Along with long journeys beyond Lam Dong’s border, Da Lat’s motorbike taxi drivers have created unique tours to the places where are not bustling and crowded tourist sites nor the convenient, easy going destinations with service availability. The places where they take foreign tourists to are the wild lands, the poorest and isolated areas in the country.
Foreign tourists are very interested in such tours of Da Lat motorbike taxis drivers because they are free to learn about, discover and feel the real values of life from the most rustic things, which they find the clearest difference between Vietnam and their industrialized countries.
Da Lat motorbike taxis drivers take foreign visitors from the rugged highlands to the distant plains; from the northwestern region to the villages of the Tay, Nung, Thai, Dao ethnic groups, etc; from the northeastern region to the southwestern region...

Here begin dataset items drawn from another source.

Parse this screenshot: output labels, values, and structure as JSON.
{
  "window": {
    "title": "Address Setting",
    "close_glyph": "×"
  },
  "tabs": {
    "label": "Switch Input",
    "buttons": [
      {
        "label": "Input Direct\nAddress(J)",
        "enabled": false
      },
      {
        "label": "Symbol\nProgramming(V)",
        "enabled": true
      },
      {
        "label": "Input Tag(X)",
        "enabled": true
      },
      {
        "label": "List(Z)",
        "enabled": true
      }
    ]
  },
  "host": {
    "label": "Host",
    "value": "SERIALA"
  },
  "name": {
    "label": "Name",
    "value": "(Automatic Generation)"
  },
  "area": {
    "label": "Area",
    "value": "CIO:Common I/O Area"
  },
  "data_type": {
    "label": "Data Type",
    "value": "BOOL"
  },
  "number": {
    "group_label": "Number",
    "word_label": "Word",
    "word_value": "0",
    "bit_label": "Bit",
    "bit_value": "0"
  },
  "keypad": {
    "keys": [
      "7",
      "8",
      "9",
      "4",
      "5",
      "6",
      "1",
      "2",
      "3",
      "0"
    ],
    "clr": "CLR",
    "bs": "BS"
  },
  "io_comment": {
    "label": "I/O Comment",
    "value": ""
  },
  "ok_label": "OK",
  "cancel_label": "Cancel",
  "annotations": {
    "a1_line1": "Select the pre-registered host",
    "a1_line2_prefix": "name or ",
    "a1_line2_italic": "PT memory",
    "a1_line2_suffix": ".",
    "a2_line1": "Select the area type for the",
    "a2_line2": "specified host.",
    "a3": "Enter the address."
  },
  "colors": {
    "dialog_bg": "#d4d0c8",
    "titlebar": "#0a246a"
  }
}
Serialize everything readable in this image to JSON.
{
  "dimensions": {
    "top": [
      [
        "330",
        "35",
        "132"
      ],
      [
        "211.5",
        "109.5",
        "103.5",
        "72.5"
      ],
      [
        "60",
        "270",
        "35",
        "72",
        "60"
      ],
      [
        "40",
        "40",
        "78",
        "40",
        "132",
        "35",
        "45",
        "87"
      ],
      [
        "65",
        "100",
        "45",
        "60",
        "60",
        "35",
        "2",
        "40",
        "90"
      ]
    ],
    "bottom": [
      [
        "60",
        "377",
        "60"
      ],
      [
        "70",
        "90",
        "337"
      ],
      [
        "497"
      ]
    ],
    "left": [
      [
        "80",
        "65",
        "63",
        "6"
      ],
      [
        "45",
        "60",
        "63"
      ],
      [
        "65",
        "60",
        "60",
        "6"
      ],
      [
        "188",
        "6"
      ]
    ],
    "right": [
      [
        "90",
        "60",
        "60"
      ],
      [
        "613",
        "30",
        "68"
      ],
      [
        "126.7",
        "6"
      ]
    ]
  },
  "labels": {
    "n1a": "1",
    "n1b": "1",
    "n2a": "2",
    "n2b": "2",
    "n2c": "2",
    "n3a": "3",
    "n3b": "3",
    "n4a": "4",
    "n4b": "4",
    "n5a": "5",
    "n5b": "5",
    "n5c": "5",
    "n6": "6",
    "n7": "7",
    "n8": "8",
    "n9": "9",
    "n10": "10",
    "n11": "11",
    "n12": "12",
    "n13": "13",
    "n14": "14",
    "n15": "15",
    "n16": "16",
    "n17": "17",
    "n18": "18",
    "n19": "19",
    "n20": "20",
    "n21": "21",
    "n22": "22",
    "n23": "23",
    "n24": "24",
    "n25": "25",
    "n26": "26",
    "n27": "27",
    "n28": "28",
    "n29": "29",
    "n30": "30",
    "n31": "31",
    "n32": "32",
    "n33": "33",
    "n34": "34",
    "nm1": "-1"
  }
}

There are trips that dragged on for months to come back to Da Lat. When they left Vietnam, foreign visitors were very happy to feel full of life and people of Vietnam in different regions through the introduction of motorbike taxis drivers and the indigenous people.
Discovering casual things
A foreign tourist take pictures with Vietnamese children. |
How many journeys, that much is warm memories and emotions for both xe om drivers and foreign tourists.
Mr. Tran Van Nam, 57, the leader of the team, with dozens of experience years, said that initially, many U.S. people traveled to Vietnam with “fear” of the past. Before the journey, they were still fretful. But then, their fear quickly dissipated by the tranquility and hospitality of Vietnamese rural people.
There are old people and children in the remote areas who had never seen a foreigner or studied English in their life, but when meeting foreigners they waved their hands and said “Hello,” though they were working on the rice field or carrying a basket of corn on the shoulder. Foreign tourists responded them by saying “Xin chao” (Hello).
There are situations that not only made motorcycle taxi drivers moved but also made western visitors to probably never forget Vietnam, though they only come here once.
There were many times that drivers could not find a motel along the way so they had to spend the night at the house of local residents. The hosts gave them the best place in the house to sleep and prepared breakfast for them. The breakfast was not vermicelli, noodles, nor bread; just some sweet potato or several pieces of cassava or corn, but the food was the hospitality and the sentiments of the poor host for their guests.
When the guests left, the hosts saw them off as their beloved relatives, although they just met each other for the first time and even they did not know the name of the visitors.
On the long journeys, many times drivers and their clients face difficulties. Mr. Nam said they always consider their clients as "god," but many times "god" had to help drivers to carry the motorbikes through swampy areas.
For many Vietnamese, who pay for services, they would have felt annoyed but foreign tourists are willing to help drivers to carry the vehicle, to walk when the vehicle is damaged and see it as a celebration of joy in the journey.
Over the years of serving foreign visitors, motorcycle taxis drivers in Da Lat realize that the Westerners live very simple, including the extremely wealthy people. They can eat whatever the Vietnamese eat, including those of the minority ethnic people which many Vietnamese consider "dirty."
For these drivers, this is not simply a job for each person to make a living. They are well aware of their responsibility in bringing cultures and people of Vietnam to international friends.
Mr. Ngo Vi Dan, a member of the team, said that through these journeys, foreigners know a lot about the country and people of Vietnam. To help them with that, in addition to foreign language proficiency, motorbike taxi drivers must have broad knowledge about the culture of different regions.